那个辩护士谈得相当好,他那种外省的语句,从前无论在巴黎也好,在罗莫朗坦或蒙勃里松也好,凡是律师都习惯采用,早已成为律师们的词藻,但今天这种语句已成古典的了,它那种持重的声调、庄严的气派,正适合公堂上的那些公家发言人,所以现在只有他们还偶然用用;譬如称丈夫为“良人”,妻子为“内助”,巴黎为“艺术和文化的中心”,国王为“元首”,主教先生为“元圣”,检察官为“辩才无碍的锄奸大士”,律师的辩词称“刚才洗耳恭听过的高论”,路易十四的世纪为“大世纪”,剧场为“墨尔波墨涅殿”,在朝的王室为“我先王的圣血”,音乐会为“雍和大典”,统辖一省的将军为“驰名的壮士某”,教士培养所里的小徒弟为“娇僧”,责令某报该负责的错误为“在刊物篇幅中散布毒素的花言巧语”等等。这律师一开始,便从偷苹果这件事上表示意见,要说得文雅,那确是个难题;不过贝尼涅·博须埃在一篇祭文里,也曾谈到过一只母鸡,而他竟能说得洋洋洒洒,不为所困。这律师认定偷苹果的事没有具体的事实证明。他以辩护人的资格,坚称他的主顾为商马第,他说并没有人看见他亲自跳墙或攀折树枝。别人抓住他时,他手里拿着那根树枝(这律师比较喜欢称树枝为树桠),但是他说他看见它在地上,才拾起来的。反证在什么地方呢?这树枝显然被人偷折,那小偷爬到墙外后,又因心虚便把它丢在地上。贼显然有一个。但是谁能证明这作贼的便是商马第呢?只有一件事,他从前当过苦役犯。律师并不否认这件看来很不幸已被证实的事,被告在法维洛勒住过,被告在那里做过修树枝工人,商马第这个名字源出让·马第是很可能的,这一切都是确实的,并且有四个证人,他们都一眼就认出了商马第便是苦役犯冉阿让。律师对这些线索、这些作证,只能拿他主顾的否认、一种有目的的否认来搪塞;但是即使认定他确是苦役犯冉阿让,这样就能证明他是偷苹果的贼吗?充其量这也只是种猜测而不是证据。被告确实用了“一种拙劣的自卫方法”,他的辩护人“本着良心”也应当承认这一点。他坚决否认一切,否认行窃,也否认当过苦役犯。他如果肯承认第二点,毫无疑问,一定会妥当些,他也许还可以赢得各陪审官的宽恕;律师也曾向他提出过这种意见,但是被告坚拒不从,他以为概不承认便可挽救一切。这是一种错误,不过,难道我们不应当去考虑他智力薄弱的一点?这人显然是个痴子。狱中长期的苦楚,出狱后长期的穷困,已使他变成神经呆笨的人了,律师说着说着,说他不善于为自己辩护,这能成为判罪的理由吗?至于小瑞尔威的事,律师不用讨论,这毫不属于本案范围。最后,律师请求陪审团和法庭,假使他们确认这人是冉阿让,也只能按警章处罚他擅离指定住址,不能按镇压累犯的苦役犯的严刑加以处理。

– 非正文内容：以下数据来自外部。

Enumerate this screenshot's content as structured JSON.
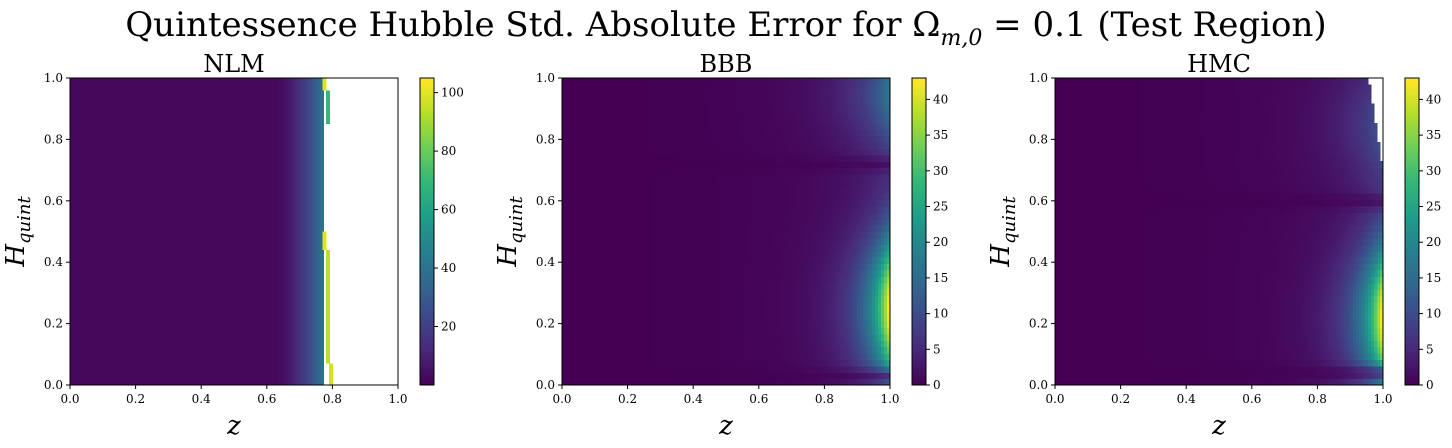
{
  "figure": {
    "title": "Quintessence Hubble Std. Absolute Error for Ω",
    "title_sub": "m,0",
    "title_tail": " = 0.1 (Test Region)"
  },
  "colormap": {
    "name": "viridis",
    "stops": [
      "#440154",
      "#482878",
      "#3e4989",
      "#31688e",
      "#26828e",
      "#1f9e89",
      "#35b779",
      "#6ece58",
      "#b5de2b",
      "#fde725"
    ]
  },
  "chart_data": [
    {
      "type": "heatmap",
      "title": "NLM",
      "xlabel": "z",
      "ylabel_main": "H",
      "ylabel_sub": "quint",
      "xlim": [
        0,
        1
      ],
      "ylim": [
        0,
        1
      ],
      "xticks": [
        "0.0",
        "0.2",
        "0.4",
        "0.6",
        "0.8",
        "1.0"
      ],
      "yticks": [
        "0.0",
        "0.2",
        "0.4",
        "0.6",
        "0.8",
        "1.0"
      ],
      "colorbar": {
        "min": 0,
        "max": 105,
        "ticks": [
          20,
          40,
          60,
          80,
          100
        ]
      },
      "field": {
        "description_free": true,
        "model": "vertical_band",
        "rise_start_z": 0.62,
        "valid_until_z": 0.77,
        "edge_value": 38,
        "spikes": [
          {
            "z": 0.77,
            "y0": 0.96,
            "y1": 1.0,
            "value": 100
          },
          {
            "z": 0.78,
            "y0": 0.85,
            "y1": 0.96,
            "value": 70
          },
          {
            "z": 0.77,
            "y0": 0.44,
            "y1": 0.5,
            "value": 100
          },
          {
            "z": 0.78,
            "y0": 0.07,
            "y1": 0.44,
            "value": 95
          },
          {
            "z": 0.79,
            "y0": 0.0,
            "y1": 0.07,
            "value": 98
          }
        ],
        "nan_region": "z > ~0.79 (white)"
      }
    },
    {
      "type": "heatmap",
      "title": "BBB",
      "xlabel": "z",
      "ylabel_main": "H",
      "ylabel_sub": "quint",
      "xlim": [
        0,
        1
      ],
      "ylim": [
        0,
        1
      ],
      "xticks": [
        "0.0",
        "0.2",
        "0.4",
        "0.6",
        "0.8",
        "1.0"
      ],
      "yticks": [
        "0.0",
        "0.2",
        "0.4",
        "0.6",
        "0.8",
        "1.0"
      ],
      "colorbar": {
        "min": 0,
        "max": 43,
        "ticks": [
          0,
          5,
          10,
          15,
          20,
          25,
          30,
          35,
          40
        ]
      },
      "field": {
        "model": "edge_lobe",
        "peak_value": 42,
        "peak_y": 0.25,
        "secondary_peak": {
          "y": 0.95,
          "value": 14
        },
        "dark_bands_y": [
          0.72,
          0.03
        ]
      }
    },
    {
      "type": "heatmap",
      "title": "HMC",
      "xlabel": "z",
      "ylabel_main": "H",
      "ylabel_sub": "quint",
      "xlim": [
        0,
        1
      ],
      "ylim": [
        0,
        1
      ],
      "xticks": [
        "0.0",
        "0.2",
        "0.4",
        "0.6",
        "0.8",
        "1.0"
      ],
      "yticks": [
        "0.0",
        "0.2",
        "0.4",
        "0.6",
        "0.8",
        "1.0"
      ],
      "colorbar": {
        "min": 0,
        "max": 43,
        "ticks": [
          0,
          5,
          10,
          15,
          20,
          25,
          30,
          35,
          40
        ]
      },
      "field": {
        "model": "edge_lobe",
        "peak_value": 42,
        "peak_y": 0.22,
        "secondary_peak": {
          "y": 0.85,
          "value": 9
        },
        "dark_bands_y": [
          0.6,
          0.04
        ],
        "nan_region": "top-right corner staircase, z > ~0.95, H_quint > ~0.71"
      }
    }
  ]
}
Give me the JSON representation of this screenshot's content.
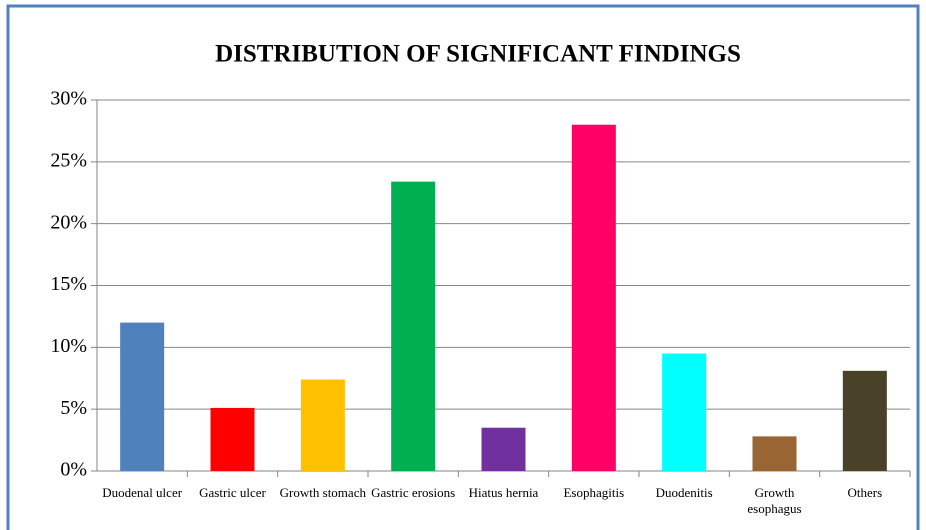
{
  "chart_data": {
    "type": "bar",
    "title": "DISTRIBUTION OF SIGNIFICANT FINDINGS",
    "categories": [
      "Duodenal ulcer",
      "Gastric ulcer",
      "Growth stomach",
      "Gastric erosions",
      "Hiatus hernia",
      "Esophagitis",
      "Duodenitis",
      "Growth esophagus",
      "Others"
    ],
    "values": [
      12.0,
      5.1,
      7.4,
      23.4,
      3.5,
      28.0,
      9.5,
      2.8,
      8.1
    ],
    "colors": [
      "#4f81bd",
      "#ff0000",
      "#ffc000",
      "#00b050",
      "#7030a0",
      "#ff0066",
      "#00ffff",
      "#996633",
      "#4a4228"
    ],
    "ylim": [
      0,
      30
    ],
    "yticks": [
      {
        "value": 0,
        "label": "0%"
      },
      {
        "value": 5,
        "label": "5%"
      },
      {
        "value": 10,
        "label": "10%"
      },
      {
        "value": 15,
        "label": "15%"
      },
      {
        "value": 20,
        "label": "20%"
      },
      {
        "value": 25,
        "label": "25%"
      },
      {
        "value": 30,
        "label": "30%"
      }
    ],
    "grid": true
  }
}
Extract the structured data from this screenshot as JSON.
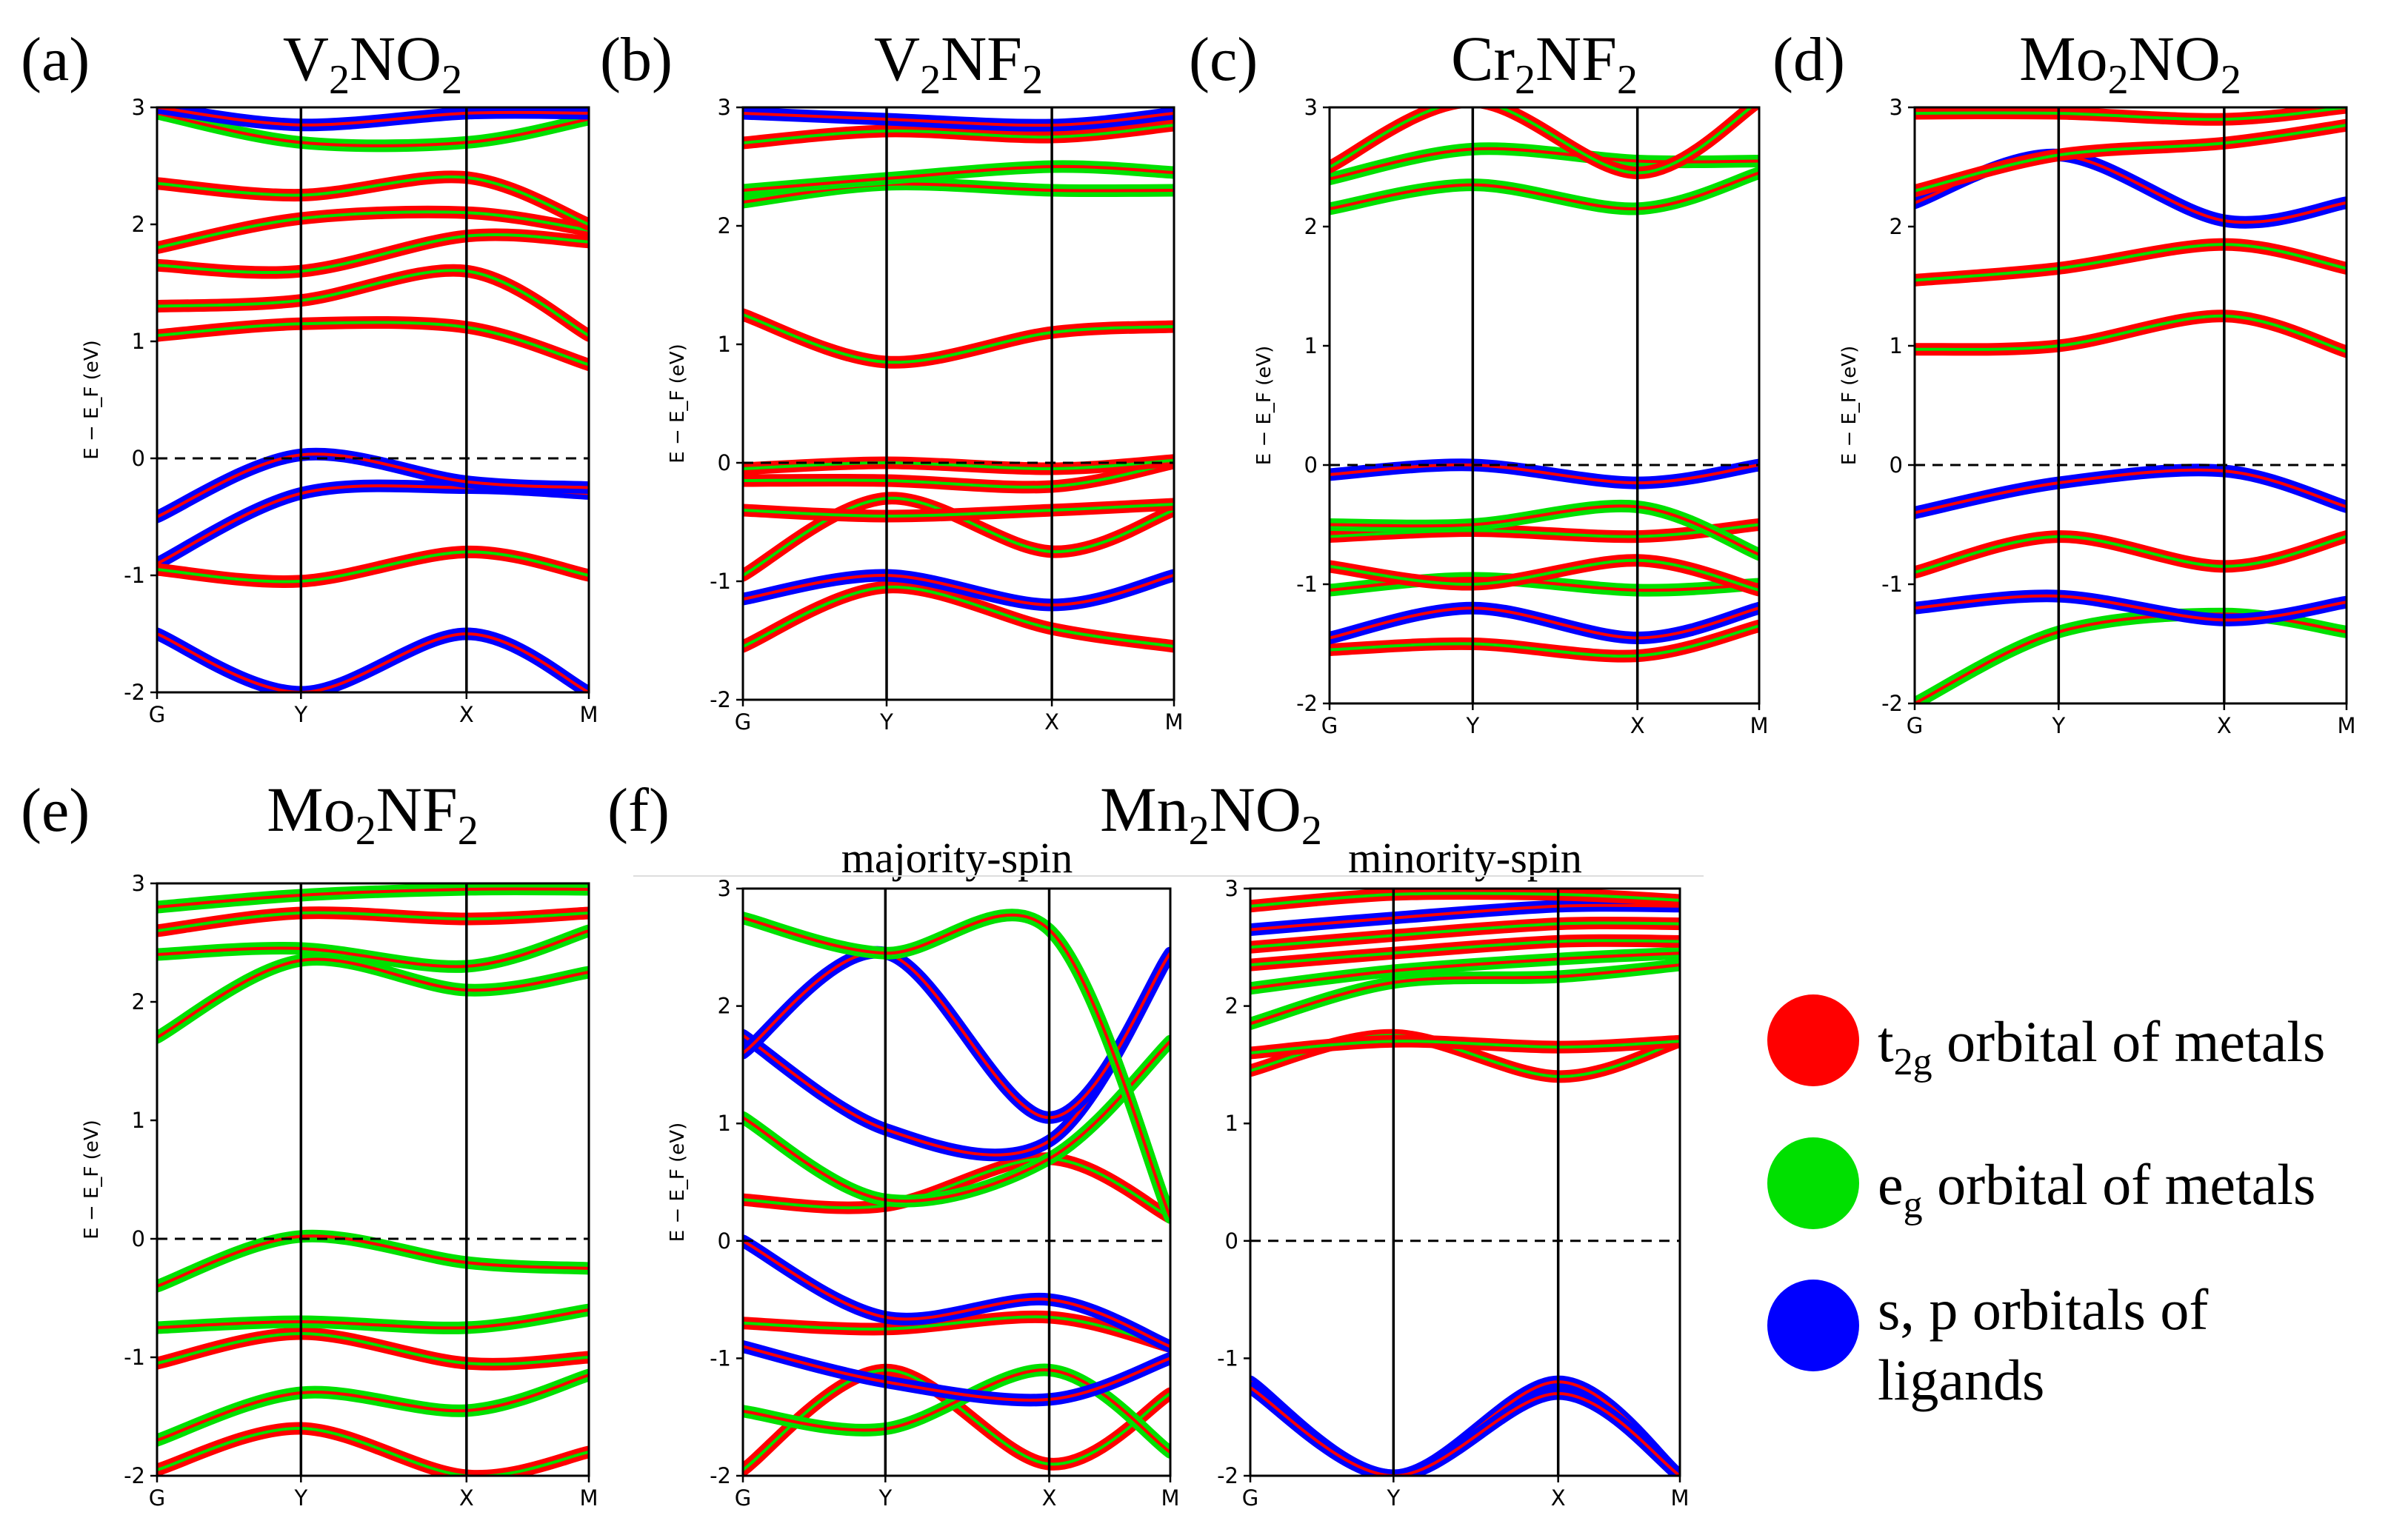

检察官反驳了辩护律师。他和平时其他的检察官一样,说得慷慨激昂,才华横逸。

他对辩护律师的“忠诚”表示祝贺,并且巧妙地利用了他的忠诚。他从这律师让步的几点上向被告攻击。律师仿佛已经同意被告便是冉阿让。他把这句话记录下来。那么,这个人确是冉阿让了。在控词里,这已被肯定下来不容否认的了。做到这一点,检察长便用一种指桑骂槐的巧妙手法追寻这种罪恶的根源和缘由,怒气冲天地痛斥浪漫派的不道德,当时浪漫派正在新兴时期,《王旗报》和《每日新闻》的批评家们都称它为“撒旦派”!检察官把商马第(说冉阿让还更妥当些)的犯法行为归咎于这种邪侈文学的影响,说得也颇象煞有介事。发挥尽致以后,他转到冉阿让本人身上。冉阿让是什么东西呢?他刻画冉阿让是个狗彘不如的怪物,等等。这种描写的范例在德拉门①的语录里可以看到,对悲剧没有用处,但它每天使法庭上的舌战确实生色不少。听众和陪审团都“为之股栗”。检察官刻画完毕以后,为了获得明天《省府公报》的高度表扬,又指手画脚地说下去:“并且他是这样一种人,等等,等等,等等,流氓,光棍,没有生活能力,等等,等等,生平惯于为非作歹,坐了牢狱也不曾大改,抢劫小瑞尔威这件事便足以证明,等等,等等,他是这样一个人,行了窃,被人在公路上当场拿获,离开一堵爬过的墙只几步,手里还拿着赃物,人赃俱获,还要抵赖,行窃爬墙,一概抵赖,甚至连自己的姓名也抵赖,自己的身份来历也抵赖!我们有说不尽的证据,这也都不必再提了,除这以外,还有四个证人认识他,沙威,侦察员沙威和他从前的三个贼朋友,苦役犯布莱卫、舍尼杰和戈什巴依。他们一致出来作证,他用什么来对付这种雷霆万钧之力呢?抵赖。多么顽固!请诸位陪审员先生主持正义,等等,等等。”检察官发言时,被告张着口听,惊讶之中不无钦佩之意。他看见一个人竟这样能说会道,当然要大吃一惊。在控诉发挥得最“得劲”时,这人辩才横溢,不能自己,恶言蜚语,层出不穷,如同把被告围困在疾风暴雨之中一样,这个犯人不时慢慢地摇着头,由右到左,又由左到右,这便是他在辩论进行中所表示的一种忍气吞声的抗议。离他最近的那几个旁听人听见他低声说了两三次“这都是因为没有问巴陆先生!”检察官请陪审团注意他的这种戆态,这明明是假装的,这并不表示他愚蠢,而是表示他巧黠、奸诈和蒙蔽法官的一贯作法,这就把这个人的“劣根性”揭露无遗了。最后他声明保留小瑞尔威的问题,要求严厉判处。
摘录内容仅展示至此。